First open-source bidirectional-autoregressive framework for interactive video world models — fills the gap left by minWM (causal-only) and closed-source systems like Yume-1.5 / Matrix-Game-3.0
Two-stage training recipe — control fine-tuning + few-step Distribution Matching Distillation (DMD), converging in "a few hundred steps on 8×H200 GPUs"
Backbone-agnostic — single recipe ports to Wan2.1-1.3B, Wan2.2-5B, HunyuanVideo-1.5-8B, and LTX-2.3-22B
Pluggable history compression — supports FramePack-style and PackForcing-style modules for long rollouts
Optional NVFP4 4-bit training/inference — quantization path for memory-constrained deployment
Mode-covering regularizers — GAN loss + mass-covering forward-KL added to counter DMD's mode-seeking tendency and preserve scene dynamics

Method Details

Pipeline (two stages from a pretrained video backbone):

Stage 1 — Control fine-tuning: inject camera and action conditioning into the pretrained video diffusion backbone, retaining its bidirectional generative quality
Stage 2 — Few-step DMD: distill the multi-step diffusion sampler into a few-step generator conditioned on actions/camera; this yields the action/camera-controllable world model

Bidirectional autoregressive rollout at inference: each rollout chunk is generated bidirectionally (high fidelity, self-correcting error propagation) and chunks are stitched autoregressively for long horizons — combining the strengths of Yume-1.5 / Matrix-Game-3.0 with interactive control.

Stabilizers:

GAN adversarial loss against the multi-step teacher
Mass-covering forward-KL term to prevent DMD mode collapse
Plug-in history compression (FramePack / PackForcing) to bound KV-cache growth

Backbones covered: Wan2.1-1.3B, Wan2.2-5B, HunyuanVideo-1.5-8B, LTX-2.3-22B (all leading open video diffusion models).

Key Results

Converges in a few hundred steps on 8×H200 GPUs — much cheaper than minWM's four-stage pipeline
Real-world camera control in settings where minWM loses controllability (per the authors)
Long-horizon rollout stability via self-correcting bidirectional chunks + history compression
Open-source release for resource-constrained research and high-fidelity environment simulation

(No specific % metrics reported in the abstract — quantitative benchmarks presumably in the paper body.)

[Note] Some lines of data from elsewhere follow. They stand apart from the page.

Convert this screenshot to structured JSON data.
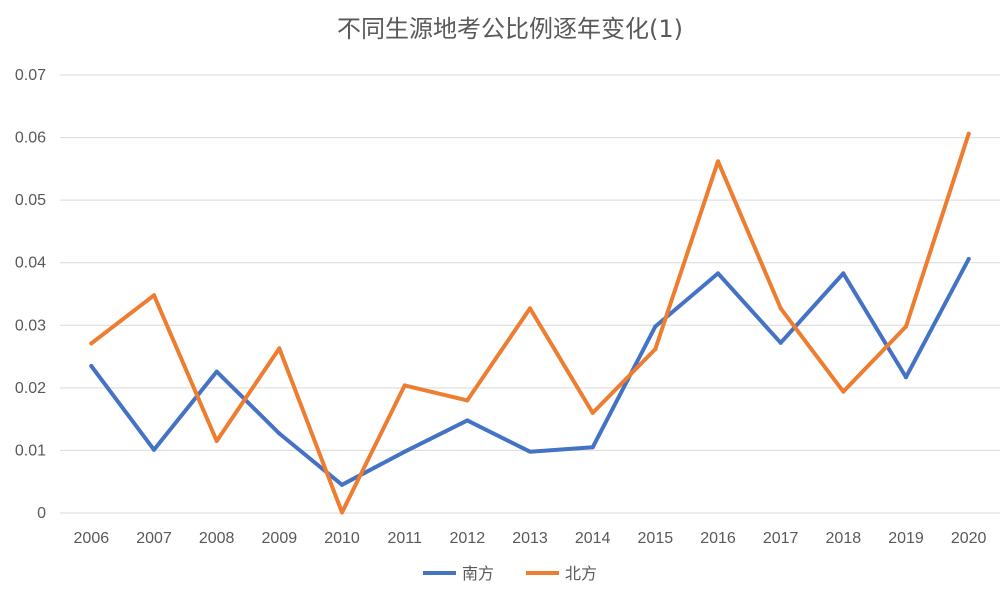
{
  "chart_data": {
    "type": "line",
    "title": "不同生源地考公比例逐年变化(1)",
    "xlabel": "",
    "ylabel": "",
    "categories": [
      "2006",
      "2007",
      "2008",
      "2009",
      "2010",
      "2011",
      "2012",
      "2013",
      "2014",
      "2015",
      "2016",
      "2017",
      "2018",
      "2019",
      "2020"
    ],
    "y_ticks": [
      "0",
      "0.01",
      "0.02",
      "0.03",
      "0.04",
      "0.05",
      "0.06",
      "0.07"
    ],
    "ylim": [
      0,
      0.07
    ],
    "grid": true,
    "legend_position": "bottom",
    "series": [
      {
        "name": "南方",
        "color": "#4472c4",
        "values": [
          0.0235,
          0.0101,
          0.0226,
          0.0127,
          0.0045,
          0.0098,
          0.0148,
          0.0098,
          0.0105,
          0.0298,
          0.0383,
          0.0272,
          0.0383,
          0.0217,
          0.0406
        ]
      },
      {
        "name": "北方",
        "color": "#ed7d31",
        "values": [
          0.0271,
          0.0348,
          0.0115,
          0.0263,
          0.0001,
          0.0204,
          0.018,
          0.0327,
          0.016,
          0.0262,
          0.0562,
          0.0327,
          0.0194,
          0.0298,
          0.0606
        ]
      }
    ]
  }
}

Limitations and Future Work

Quantitative benchmark numbers are deferred to the paper body; the abstract emphasizes pipeline and qualitative stability
4-bit NVFP4 path requires compatible hardware (Hopper/Blackwell-class NVIDIA GPUs)
DMD mode-seeking is mitigated but not eliminated; very long rollouts may still drift
"Open-source for resource-constrained research" suggests the largest backbones (22B) still need multi-GPU setups

Relevance to Patrick's Research

BiWM is a direct counterpoint to minWM and a practical open-source path to the Yume-1.5 / Matrix-Game-3.0 class of interactive world models. The two-stage recipe (control fine-tune + DMD) is the kind of operational simplification that makes world-model research reproducible outside well-funded labs. The pluggable FramePack / PackForcing compression is directly relevant to long-horizon planning, where cache growth is the bottleneck. For Patrick's tracking, BiWM is the new open-source baseline to beat on camera-controllable interactive rollouts.